Zum vorliegenden Urteilstext springen: 6 WF 139/26
Das Wichtigste im Überblick
Das Gericht hob das Ordnungsgeld gegen die Mutter auf, weil der Vater den Umgang nicht einforderte.
- Das Amtsgericht hatte gegen die Mutter 600 Euro Ordnungsgeld verhängt.
- Der Senat sah keinen Verstoß der Mutter gegen die Umgangsregelung.
- Der Vater erlaubte dem Kind, zu Hause zu bleiben, und erschien nicht.
- Die Mutter kündigte nie an, den Umgang zu verweigern.
- Für Eltern gilt: Wer Umgang will, muss ihn zur Übergabezeit einfordern.

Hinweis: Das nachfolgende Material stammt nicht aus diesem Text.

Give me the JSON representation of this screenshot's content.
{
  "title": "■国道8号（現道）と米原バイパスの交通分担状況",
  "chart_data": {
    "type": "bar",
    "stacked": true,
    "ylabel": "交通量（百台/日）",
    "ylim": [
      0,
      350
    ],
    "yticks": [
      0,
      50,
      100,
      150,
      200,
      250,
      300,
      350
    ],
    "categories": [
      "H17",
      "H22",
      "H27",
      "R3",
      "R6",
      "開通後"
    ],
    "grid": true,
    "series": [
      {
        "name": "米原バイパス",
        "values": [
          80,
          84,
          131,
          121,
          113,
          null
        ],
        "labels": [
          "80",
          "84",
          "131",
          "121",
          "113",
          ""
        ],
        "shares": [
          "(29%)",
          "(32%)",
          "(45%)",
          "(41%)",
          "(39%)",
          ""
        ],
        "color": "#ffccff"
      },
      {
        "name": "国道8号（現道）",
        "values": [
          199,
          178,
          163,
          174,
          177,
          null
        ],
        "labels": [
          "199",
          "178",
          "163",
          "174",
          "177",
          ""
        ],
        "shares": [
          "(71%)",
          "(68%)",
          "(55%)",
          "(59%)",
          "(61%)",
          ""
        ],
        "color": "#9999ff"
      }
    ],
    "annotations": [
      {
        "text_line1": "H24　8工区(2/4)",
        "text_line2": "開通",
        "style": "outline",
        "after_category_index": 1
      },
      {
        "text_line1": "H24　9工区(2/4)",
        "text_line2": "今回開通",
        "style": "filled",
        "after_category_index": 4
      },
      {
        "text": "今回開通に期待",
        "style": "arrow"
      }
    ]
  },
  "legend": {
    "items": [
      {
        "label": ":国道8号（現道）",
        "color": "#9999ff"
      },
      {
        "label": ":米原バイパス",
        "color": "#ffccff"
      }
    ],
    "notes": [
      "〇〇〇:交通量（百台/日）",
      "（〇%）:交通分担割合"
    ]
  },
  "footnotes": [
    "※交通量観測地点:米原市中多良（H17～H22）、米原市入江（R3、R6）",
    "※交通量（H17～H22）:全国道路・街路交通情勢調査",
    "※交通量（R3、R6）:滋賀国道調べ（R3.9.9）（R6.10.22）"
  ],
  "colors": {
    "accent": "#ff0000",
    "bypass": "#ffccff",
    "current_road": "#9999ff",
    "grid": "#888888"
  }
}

- Gericht: OLG Frankfurt 6
- Datum: 08.06.2026
- Aktenzeichen: 6 WF 139/26
- Verfahren: Sofortige Beschwerde in einem Ordnungsgeldverfahren
- Rechtsbereiche: Familienrecht, Umgangsrecht, Zwangsvollstreckung
- Relevant für: Eltern, Familiengerichte, Verfahrensbeteiligte im Umgangsverfahren
Wann droht ein Ordnungsgeld bei Umgangsverweigerung?

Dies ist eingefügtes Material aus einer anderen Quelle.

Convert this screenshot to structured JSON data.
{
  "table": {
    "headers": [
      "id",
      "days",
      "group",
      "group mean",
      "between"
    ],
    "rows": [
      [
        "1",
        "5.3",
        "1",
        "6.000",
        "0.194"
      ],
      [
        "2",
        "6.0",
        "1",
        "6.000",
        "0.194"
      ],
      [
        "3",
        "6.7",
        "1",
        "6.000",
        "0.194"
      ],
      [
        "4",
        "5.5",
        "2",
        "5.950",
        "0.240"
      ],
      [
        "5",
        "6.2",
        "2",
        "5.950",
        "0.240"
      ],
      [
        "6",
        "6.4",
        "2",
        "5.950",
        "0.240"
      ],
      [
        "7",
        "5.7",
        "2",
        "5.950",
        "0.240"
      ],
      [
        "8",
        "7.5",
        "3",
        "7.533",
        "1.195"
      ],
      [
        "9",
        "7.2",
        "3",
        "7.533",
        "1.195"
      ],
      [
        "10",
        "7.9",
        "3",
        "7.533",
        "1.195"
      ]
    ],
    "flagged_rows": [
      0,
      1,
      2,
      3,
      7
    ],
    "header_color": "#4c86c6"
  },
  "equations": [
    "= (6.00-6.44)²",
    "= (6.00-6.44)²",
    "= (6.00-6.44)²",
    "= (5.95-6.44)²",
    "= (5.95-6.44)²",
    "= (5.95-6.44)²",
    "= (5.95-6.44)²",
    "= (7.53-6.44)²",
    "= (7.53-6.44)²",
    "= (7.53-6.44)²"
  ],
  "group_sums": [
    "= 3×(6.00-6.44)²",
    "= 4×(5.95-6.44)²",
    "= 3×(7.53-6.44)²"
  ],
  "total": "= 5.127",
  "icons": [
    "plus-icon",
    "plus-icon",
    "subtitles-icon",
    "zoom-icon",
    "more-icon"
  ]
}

Am 10. Dezember 2025 blieb der vereinbarte Umgang zwischen einem Vater und seiner Tochter aus – das Amtsgericht verhängte deshalb ein Ordnungsgeld von 600 Euro gegen die Mutter, das im Abhilfeverfahren auf 300 Euro reduziert wurde. Das Abhilfeverfahren ist ein Zwischenschritt: Das Gericht, das die Entscheidung getroffen hat, prüft nach Eingang einer Beschwerde noch einmal selbst, ob es seinen Beschluss korrigiert, bevor die Sache an die höhere Instanz geht. Das Oberlandesgericht Frankfurt hob diese Entscheidung mit Beschluss vom 8. Juni 2026 vollständig auf und wies den Ordnungsgeldantrag des Vaters zurück (Az. 6 WF 139/26).

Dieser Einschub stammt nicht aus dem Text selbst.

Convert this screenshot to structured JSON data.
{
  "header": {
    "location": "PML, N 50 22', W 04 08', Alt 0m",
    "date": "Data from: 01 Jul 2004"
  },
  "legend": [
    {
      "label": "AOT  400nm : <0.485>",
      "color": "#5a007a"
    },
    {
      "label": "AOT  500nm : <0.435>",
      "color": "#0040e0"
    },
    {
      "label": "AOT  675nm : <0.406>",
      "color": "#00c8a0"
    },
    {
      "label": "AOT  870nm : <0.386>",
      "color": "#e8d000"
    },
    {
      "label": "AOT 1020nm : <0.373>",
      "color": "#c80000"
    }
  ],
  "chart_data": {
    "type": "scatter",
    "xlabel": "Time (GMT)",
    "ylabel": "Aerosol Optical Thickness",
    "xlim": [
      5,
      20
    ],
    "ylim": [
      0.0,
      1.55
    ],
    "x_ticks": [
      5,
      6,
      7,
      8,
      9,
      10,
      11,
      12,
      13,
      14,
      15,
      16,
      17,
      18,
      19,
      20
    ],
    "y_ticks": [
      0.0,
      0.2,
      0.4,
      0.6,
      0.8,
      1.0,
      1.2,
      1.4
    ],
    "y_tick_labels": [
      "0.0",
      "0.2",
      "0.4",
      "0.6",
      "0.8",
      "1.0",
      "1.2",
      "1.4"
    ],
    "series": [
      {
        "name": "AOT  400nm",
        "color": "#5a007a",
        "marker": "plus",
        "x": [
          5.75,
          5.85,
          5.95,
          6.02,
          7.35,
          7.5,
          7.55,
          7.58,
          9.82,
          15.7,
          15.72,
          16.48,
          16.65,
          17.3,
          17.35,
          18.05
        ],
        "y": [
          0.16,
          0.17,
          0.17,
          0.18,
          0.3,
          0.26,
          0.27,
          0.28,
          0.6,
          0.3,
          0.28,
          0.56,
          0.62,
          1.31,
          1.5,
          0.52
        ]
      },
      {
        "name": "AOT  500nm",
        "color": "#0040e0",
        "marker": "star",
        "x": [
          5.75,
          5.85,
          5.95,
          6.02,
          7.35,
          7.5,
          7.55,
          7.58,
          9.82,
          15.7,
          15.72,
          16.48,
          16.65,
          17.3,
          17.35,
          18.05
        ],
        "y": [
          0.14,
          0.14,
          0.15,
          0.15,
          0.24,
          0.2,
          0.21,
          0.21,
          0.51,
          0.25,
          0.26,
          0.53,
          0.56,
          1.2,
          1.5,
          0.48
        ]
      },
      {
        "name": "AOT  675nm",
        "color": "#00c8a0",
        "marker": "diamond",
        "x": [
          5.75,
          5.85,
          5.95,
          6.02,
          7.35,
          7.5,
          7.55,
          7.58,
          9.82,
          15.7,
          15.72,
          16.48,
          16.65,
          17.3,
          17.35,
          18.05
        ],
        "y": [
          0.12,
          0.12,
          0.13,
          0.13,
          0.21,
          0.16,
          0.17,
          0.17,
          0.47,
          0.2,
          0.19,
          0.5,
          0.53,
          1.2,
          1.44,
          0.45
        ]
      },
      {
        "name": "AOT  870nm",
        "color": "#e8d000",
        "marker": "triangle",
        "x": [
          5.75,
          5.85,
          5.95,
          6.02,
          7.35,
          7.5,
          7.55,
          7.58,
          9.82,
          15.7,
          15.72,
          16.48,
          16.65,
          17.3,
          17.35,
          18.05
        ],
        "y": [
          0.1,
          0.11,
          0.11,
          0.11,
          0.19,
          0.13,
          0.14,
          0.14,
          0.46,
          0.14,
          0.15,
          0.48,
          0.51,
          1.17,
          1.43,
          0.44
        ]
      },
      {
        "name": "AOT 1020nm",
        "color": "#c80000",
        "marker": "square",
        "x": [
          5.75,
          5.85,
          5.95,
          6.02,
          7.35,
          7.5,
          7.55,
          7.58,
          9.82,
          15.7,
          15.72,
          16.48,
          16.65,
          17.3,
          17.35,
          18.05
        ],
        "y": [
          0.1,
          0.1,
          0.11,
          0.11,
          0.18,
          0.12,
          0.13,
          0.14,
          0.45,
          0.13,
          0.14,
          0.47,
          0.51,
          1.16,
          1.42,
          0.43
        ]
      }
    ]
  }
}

Nach § 89 Abs. 1 FamFG kann ein Ordnungsgeld verhängt werden, wenn jemand gegen einen gerichtlichen Vollstreckungstitel zur Umgangsregelung verstößt. Ein Vollstreckungstitel ist ein förmliches, vollstreckbares Dokument – etwa ein Gerichtsbeschluss oder ein gerichtlich gebilligter Vergleich –, das die Umgangspflicht verbindlich festlegt. Ohne einen solchen Titel kann kein Ordnungsgeld verhängt werden. Eine solche Zuwiderhandlung liegt etwa vor, wenn der Elternteil, bei dem das Kind lebt, nicht alle erzieherischen Möglichkeiten ausschöpft, um auf ein den Umgang verweigerndes Kind einzuwirken. Die Grundlage für einen solchen Vollstreckungstitel liefert § 86 Abs. 1 Nr. 1 FamFG.
Das Amtsgericht sah in dieser Regelung zunächst einen Verstoß der Mutter erfüllt: Sie habe die Verweigerungshaltung der Tochter gestärkt, weil sie dem Vater am Telefon gesagt habe, er solle die Ablehnung des Kindes akzeptieren. Der Umgang am 10. Dezember 2025 fand tatsächlich nicht statt, obwohl das Kind zwar erkrankt, aber nicht fiebrig und nicht transportunfähig war. Auf dieser Grundlage verhängte das Amtsgericht am 9. April 2026 ein Ordnungsgeld von 600 Euro gegen die Mutter.